Both parents, and a number of other close relatives have had varying degrees of hypertension. I started having chest pain in 2006 and my BP was found to be 168/110. It responded quite well to treatment but I was sent for
investigation. I had an echocardiogram which showed definite, although slight, left ventricular hypertrophy, and it was felt that I must have been hypertensive for some time. I had exercise ECGs and a radionuclide scan. The result showed slight narrowing of the LAD, but it was considered insignificant and the pain had disappeared. My BP remained between 130/84 and 145/95 and I was on lisinopril - increased to 20mg and diltiazem 120mg.

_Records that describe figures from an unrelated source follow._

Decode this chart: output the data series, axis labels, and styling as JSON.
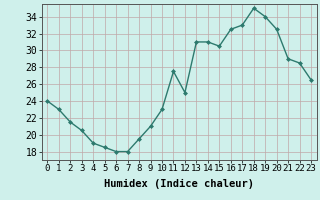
{
  "x": [
    0,
    1,
    2,
    3,
    4,
    5,
    6,
    7,
    8,
    9,
    10,
    11,
    12,
    13,
    14,
    15,
    16,
    17,
    18,
    19,
    20,
    21,
    22,
    23
  ],
  "y": [
    24,
    23,
    21.5,
    20.5,
    19,
    18.5,
    18,
    18,
    19.5,
    21,
    23,
    27.5,
    25,
    31,
    31,
    30.5,
    32.5,
    33,
    35,
    34,
    32.5,
    29,
    28.5,
    26.5
  ],
  "line_color": "#2d7a6e",
  "marker": "D",
  "marker_size": 2.0,
  "line_width": 1.0,
  "bg_color": "#cff0eb",
  "grid_color": "#c0a8a8",
  "xlabel": "Humidex (Indice chaleur)",
  "xlim": [
    -0.5,
    23.5
  ],
  "ylim": [
    17,
    35.5
  ],
  "yticks": [
    18,
    20,
    22,
    24,
    26,
    28,
    30,
    32,
    34
  ],
  "xticks": [
    0,
    1,
    2,
    3,
    4,
    5,
    6,
    7,
    8,
    9,
    10,
    11,
    12,
    13,
    14,
    15,
    16,
    17,
    18,
    19,
    20,
    21,
    22,
    23
  ],
  "xlabel_fontsize": 7.5,
  "tick_fontsize": 6.5,
  "ytick_fontsize": 7.0
}
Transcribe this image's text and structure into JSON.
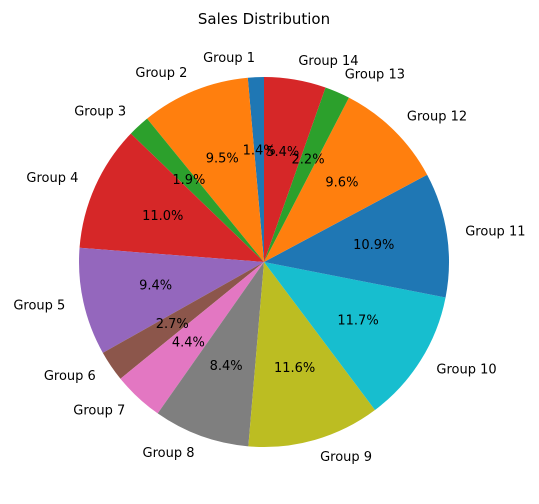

In 2011 I was diagnosed with type 2 diabetes. I eat a healthy diet, although overweight (but losing), and it is well-controlled on Metformin. However this, and the family history, mean that my BP should be consistently below 130/80, which it was not, and in June 2012 I started propranolol 40mg twice daily
A month ago I started to develop similar central chest pain, similar to that in 2006, although not radiating, worse on exertion, but sometimes present at rest. My GP would like me to have further investigations. The last two days I've resumed home BP monitoring and it seems to be consistently 166/100 or above. Tonight the pain was severe enough to require GTN, which is very rare for me. This relieved it instantly, which would point to angina, and I took my evening medication. Before the GTN, my BP was 170/108, which is higher than it has been for over five years, although I am consistent in my medication. Now it is still 163/93 and I think I will need my medication increased long-term.